If you do not request an extension for your income tax return, use Form 8892, Application for Automatic Extension of Time To File Form 709 and/or Payment of Gift/Generation-Skipping Transfer Tax, to request an automatic 6-month extension of time to file your federal gift tax return. In addition to containing an extension request, Form 8892 also serves as a payment voucher (Form 8892-V) for a balance due on federal gift taxes for which you are extending the time to file. For more information, see Form 8892.
If the property is transferred in trust, the trust's employer identification number (EIN) and a brief description of the terms of the trust (or a copy of the trust instrument in lieu of the description).
If you receive a notice about penalties after you file Form 709, send an explanation and we will determine if you meet reasonable-cause criteria.

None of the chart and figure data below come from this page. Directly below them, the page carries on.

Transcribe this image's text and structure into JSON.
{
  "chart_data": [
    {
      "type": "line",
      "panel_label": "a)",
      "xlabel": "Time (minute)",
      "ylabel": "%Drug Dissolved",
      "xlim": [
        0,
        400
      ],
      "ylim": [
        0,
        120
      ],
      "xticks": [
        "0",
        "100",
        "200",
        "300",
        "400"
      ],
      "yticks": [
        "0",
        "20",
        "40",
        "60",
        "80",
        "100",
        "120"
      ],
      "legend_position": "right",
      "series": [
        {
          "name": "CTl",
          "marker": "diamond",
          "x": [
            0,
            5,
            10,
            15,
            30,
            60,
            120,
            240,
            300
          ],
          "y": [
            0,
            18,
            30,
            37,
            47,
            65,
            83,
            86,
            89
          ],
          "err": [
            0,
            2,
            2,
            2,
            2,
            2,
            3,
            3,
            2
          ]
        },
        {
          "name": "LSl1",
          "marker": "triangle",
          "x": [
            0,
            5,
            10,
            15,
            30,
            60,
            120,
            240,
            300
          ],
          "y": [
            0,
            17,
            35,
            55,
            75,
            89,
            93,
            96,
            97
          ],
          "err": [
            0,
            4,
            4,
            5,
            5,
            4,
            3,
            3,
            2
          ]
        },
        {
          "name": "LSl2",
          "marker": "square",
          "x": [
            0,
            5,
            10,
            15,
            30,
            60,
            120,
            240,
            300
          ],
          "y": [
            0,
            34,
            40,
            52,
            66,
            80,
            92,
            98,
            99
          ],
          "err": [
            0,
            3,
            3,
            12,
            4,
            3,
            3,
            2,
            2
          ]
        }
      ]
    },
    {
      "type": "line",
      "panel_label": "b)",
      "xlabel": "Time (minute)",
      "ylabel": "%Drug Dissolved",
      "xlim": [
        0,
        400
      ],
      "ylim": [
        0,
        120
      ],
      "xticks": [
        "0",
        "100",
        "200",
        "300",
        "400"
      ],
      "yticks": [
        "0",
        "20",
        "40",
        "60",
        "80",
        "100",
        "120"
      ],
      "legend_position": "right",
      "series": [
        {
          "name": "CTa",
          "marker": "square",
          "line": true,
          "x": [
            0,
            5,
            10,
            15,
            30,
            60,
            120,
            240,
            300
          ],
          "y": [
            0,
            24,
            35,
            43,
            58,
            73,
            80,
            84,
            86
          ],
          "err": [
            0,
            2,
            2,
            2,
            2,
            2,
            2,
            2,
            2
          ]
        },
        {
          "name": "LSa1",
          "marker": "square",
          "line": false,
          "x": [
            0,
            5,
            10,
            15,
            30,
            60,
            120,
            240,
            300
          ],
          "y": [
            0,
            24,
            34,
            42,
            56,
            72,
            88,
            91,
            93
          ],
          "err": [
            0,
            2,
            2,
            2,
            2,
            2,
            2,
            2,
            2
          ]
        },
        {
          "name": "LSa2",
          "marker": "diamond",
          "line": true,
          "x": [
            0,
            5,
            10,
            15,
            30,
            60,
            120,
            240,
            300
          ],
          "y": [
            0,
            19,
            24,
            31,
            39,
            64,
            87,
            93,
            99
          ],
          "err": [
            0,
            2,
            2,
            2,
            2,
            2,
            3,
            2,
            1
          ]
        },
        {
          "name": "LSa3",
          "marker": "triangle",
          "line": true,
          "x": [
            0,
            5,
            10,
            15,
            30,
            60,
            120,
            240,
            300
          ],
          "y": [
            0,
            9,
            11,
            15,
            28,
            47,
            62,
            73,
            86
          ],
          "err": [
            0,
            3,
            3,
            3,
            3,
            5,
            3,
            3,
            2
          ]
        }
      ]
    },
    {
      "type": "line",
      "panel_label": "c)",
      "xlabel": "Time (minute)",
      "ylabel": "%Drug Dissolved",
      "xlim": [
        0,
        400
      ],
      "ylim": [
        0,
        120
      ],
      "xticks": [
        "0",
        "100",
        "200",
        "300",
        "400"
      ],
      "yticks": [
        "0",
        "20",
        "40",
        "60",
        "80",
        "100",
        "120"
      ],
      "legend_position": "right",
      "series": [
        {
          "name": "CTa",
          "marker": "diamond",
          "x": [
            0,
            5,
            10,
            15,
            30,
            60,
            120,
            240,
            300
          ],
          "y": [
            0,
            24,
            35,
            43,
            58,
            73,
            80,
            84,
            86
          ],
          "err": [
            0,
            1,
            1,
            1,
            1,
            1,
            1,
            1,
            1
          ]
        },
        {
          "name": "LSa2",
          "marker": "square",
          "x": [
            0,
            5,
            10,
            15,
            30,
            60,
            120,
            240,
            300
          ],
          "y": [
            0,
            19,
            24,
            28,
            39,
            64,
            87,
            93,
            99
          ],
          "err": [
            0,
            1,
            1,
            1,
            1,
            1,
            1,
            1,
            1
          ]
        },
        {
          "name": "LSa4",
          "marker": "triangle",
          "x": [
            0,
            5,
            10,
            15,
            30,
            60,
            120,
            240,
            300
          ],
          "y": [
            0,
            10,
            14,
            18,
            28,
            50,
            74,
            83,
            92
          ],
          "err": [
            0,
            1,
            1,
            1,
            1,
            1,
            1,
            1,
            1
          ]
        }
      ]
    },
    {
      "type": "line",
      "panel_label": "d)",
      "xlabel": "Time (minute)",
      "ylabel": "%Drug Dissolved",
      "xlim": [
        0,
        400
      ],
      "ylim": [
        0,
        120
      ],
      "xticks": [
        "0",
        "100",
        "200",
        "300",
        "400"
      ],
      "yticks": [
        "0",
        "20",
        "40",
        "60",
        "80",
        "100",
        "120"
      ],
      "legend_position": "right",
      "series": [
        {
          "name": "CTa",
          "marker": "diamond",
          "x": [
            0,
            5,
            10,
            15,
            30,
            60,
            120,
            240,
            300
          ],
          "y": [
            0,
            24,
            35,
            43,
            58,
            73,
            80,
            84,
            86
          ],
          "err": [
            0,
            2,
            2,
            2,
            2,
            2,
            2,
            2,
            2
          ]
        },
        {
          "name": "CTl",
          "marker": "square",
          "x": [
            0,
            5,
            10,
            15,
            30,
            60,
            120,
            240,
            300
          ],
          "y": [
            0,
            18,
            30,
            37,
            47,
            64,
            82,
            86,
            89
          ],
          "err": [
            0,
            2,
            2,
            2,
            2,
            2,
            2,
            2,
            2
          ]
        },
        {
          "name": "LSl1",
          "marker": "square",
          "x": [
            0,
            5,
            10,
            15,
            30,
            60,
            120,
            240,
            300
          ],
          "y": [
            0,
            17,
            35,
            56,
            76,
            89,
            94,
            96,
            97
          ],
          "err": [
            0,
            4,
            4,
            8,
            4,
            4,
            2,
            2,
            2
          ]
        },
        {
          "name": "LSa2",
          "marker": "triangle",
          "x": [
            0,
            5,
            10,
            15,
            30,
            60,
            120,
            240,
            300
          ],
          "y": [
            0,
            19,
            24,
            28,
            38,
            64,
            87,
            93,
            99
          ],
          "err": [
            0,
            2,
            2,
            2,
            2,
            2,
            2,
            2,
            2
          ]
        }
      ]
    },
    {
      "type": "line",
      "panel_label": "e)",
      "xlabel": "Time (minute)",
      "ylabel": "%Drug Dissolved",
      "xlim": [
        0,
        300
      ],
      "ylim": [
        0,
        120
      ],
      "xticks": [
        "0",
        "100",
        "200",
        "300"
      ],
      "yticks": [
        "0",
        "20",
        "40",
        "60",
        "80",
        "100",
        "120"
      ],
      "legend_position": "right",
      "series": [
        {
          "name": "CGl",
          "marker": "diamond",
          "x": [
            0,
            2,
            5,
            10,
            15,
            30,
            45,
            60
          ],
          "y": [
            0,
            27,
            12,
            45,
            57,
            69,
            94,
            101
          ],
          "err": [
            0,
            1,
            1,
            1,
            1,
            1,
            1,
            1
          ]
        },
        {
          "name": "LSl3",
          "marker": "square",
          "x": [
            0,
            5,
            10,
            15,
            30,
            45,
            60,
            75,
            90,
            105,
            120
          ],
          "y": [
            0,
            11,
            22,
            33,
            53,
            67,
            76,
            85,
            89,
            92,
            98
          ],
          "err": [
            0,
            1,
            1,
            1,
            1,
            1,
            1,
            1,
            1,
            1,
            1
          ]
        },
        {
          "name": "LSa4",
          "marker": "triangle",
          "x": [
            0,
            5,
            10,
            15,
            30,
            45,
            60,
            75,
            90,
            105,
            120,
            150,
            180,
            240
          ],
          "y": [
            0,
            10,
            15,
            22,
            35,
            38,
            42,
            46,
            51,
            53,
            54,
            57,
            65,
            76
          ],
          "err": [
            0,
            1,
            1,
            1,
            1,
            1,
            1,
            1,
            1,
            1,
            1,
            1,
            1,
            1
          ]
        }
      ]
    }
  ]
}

Do not attach an explanation when you file Form 709.
There are also penalties for willful failure to file a return on time, willful attempt to evade or defeat payment of tax, and valuation understatements that cause an underpayment of the tax. A substantial valuation understatement occurs when the reported value of property entered on Form 709 is 65% or less of the actual value of the property. A gross valuation understatement occurs when the reported value listed on the Form 709 is 40% or less of the actual value of the property.
If you buy property with your own funds and the title to the property is held by you and a donee as joint tenants with right of survivorship and if either you or the donee may give up those rights by severing your interest, you have made a gift to the donee in the amount of half the value of the property.
If you received a qualified terminable interest (see Line 12. Election Out of QTIP Treatment of Annuities in the instructions for Schedule A, later) from your spouse for which a marital deduction was elected on your spouse's estate or gift tax return, you will be subject to the gift tax (and GST tax, if applicable) if you dispose of all or part of your life income interest (by gift, sale, or otherwise).
Enter your social security number (SSN), if applicable, or your individual taxpayer identification number (ITIN), but only if you have previously used the ITIN to file other U.S. tax returns. If you do not have an SSN or a previously used ITIN, the IRS will assign an Internal Revenue Service Number (IRSN) to you. If you have already been assigned an IRSN, please enter the number on line 3. If you do not have a SSN, ITIN, or IRSN, leave line 3 blank.
If your address is outside of the United States or its territories, enter the information as follows: city, province or state, and name of country. Follow the country's practice for entering the postal code. Do not abbreviate the country name.
A married couple may not file a joint gift tax return. However, if after reading the instructions below, you and your spouse agree to split your gifts, you should file both of your individual gift tax returns together (that is, in the same envelope) to help the IRS process the returns and to avoid correspondence from the IRS.
The consent may not be signed after April 15 following the end of the year in which the gift was made. But if neither you nor your spouse has filed a gift tax return for the year on or before that date, the consent must be made on the first gift tax return for the year filed by either of you.